Gabe pulled a face. “I will do anything to support my country. Even wear horrible yellow jerseys.”

Sebby rolled his eyes, then paused. “Uh,” he said.

“Yes,” Gabe said evenly, “there are about three or four people watching us. I think we’ve been recognized.”

“Shit,” Sebby breathed.

That was apparently the cue the creepers had been waiting for; one of them, an older woman, waddled up to them, a frown marring her face. She pointed at Sebby accusingly. “You’re that Monty-clair guy, that hockey player. My grandson talks about you.”

It was like a loudspeaker announcement had just boomed over the PA system. An older man with a cart full of groceries had stopped. A younger woman with kids—one a babe in arms, the other no more than five or six—was being all but dragged over by her little boy, who was all but shouting, “Mom! It’s the B’s, they came to visit Target!”

“Now, Andy—they’re just regular people, they have to do their shopping too–”


“Excuse me.” One of the clerks tapped Gabe on the shoulder and he whirled about. She smiled, clutched her phone. “Can I get a pic? My dad’s a huge Bears’ fan–”

“Can I get you to autograph this for my grandson?”

“Uhhhh.” Sebby reared back from the shopping list thrust in his face. The older lady was digging for a pen in her purse.

“Mom! They’re doing otto-grafs, Mooooom!”

“S-sure,” Sebby stuttered, taking the paper and pen gingerly. He glanced nervously at Gabe. The redhead simply shrugged, went back to giving the peace sign for the clerk’s Instagram.

“Awesome!” she cried, taking her phone back from the older guy who’d taken the snap for them.

Sebby handed the pen and paper back to the older woman, glanced nervously at Gabe.

They needed to get out of here. Stat.

The clerk put her phone away, then blinked and whirled on them. “Do you guys need any help?” she asked. Then it seemed to dawn on her where they were. She glanced about, then said, “Are you two lost? What are you doing in the baby section?”

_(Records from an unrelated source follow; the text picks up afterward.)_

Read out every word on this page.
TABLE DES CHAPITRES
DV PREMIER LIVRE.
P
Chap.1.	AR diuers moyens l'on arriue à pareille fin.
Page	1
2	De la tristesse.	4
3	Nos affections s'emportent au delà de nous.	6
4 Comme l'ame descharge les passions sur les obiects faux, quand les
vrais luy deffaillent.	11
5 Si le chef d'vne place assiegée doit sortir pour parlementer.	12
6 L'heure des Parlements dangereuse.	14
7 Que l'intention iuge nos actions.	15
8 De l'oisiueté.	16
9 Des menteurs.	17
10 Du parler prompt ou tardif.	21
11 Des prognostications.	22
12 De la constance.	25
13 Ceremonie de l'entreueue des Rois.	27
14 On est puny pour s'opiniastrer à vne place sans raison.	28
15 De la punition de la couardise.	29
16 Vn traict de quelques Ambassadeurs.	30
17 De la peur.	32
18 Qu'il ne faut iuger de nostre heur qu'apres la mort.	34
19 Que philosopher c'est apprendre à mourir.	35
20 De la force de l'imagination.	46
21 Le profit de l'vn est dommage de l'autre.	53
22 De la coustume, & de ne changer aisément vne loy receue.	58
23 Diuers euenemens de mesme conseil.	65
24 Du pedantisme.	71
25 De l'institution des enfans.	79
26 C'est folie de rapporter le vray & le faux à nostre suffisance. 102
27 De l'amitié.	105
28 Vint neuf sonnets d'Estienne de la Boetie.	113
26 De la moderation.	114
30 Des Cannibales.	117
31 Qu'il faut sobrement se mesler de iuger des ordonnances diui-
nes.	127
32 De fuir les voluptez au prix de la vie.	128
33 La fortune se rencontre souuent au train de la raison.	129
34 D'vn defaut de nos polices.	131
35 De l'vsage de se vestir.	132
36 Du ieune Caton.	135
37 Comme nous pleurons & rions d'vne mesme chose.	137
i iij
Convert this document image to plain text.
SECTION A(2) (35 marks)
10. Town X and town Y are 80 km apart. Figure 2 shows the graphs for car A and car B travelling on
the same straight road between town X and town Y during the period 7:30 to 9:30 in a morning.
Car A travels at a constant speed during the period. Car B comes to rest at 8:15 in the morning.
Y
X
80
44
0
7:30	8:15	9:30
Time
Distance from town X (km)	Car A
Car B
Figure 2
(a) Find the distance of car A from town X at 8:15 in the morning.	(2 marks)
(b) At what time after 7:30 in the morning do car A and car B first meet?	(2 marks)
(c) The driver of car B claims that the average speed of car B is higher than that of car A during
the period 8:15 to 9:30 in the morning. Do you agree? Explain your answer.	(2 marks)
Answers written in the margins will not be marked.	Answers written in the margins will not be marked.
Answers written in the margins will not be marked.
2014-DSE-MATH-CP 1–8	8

“Look at the hour!” Gabe laughed, flipping his watch around. “Sebs—we are late for the next engagement, aren’t we?”

“Y-yeah,” Sebby agreed, nodding frantically. Gabe grabbed him by the wrist, dragged him toward the door.

“Engagement …?” he heard someone echoing as they marched toward the door.

Ryan was looking at his phone as he entered, head down. He stopped dead the second he was inside, then looked up. He deadpanned at them. “Good grief,” he muttered, then did an about face and headed back outside.

“Let’s do online shopping,” Gabe hissed as they stepped back outside into the tepid sunshine of the fall day.

“Sounds like a plan,” Ryan muttered. “Seriously, are you two stupid?” He paused, made a face at his phone. “Ohhhhh, Gabe … Gabe, Gabe, Gabe.”


“I think your next stop is gonna be a chat with your agent.”

Sebby sighed heavily, and Gabe pinched the bridge of his nose. “I don’t know why I’m friend with you,” he said to Sebby.

“I have no idea either,” Sebby replied, watching in horror as his own social media started exploding.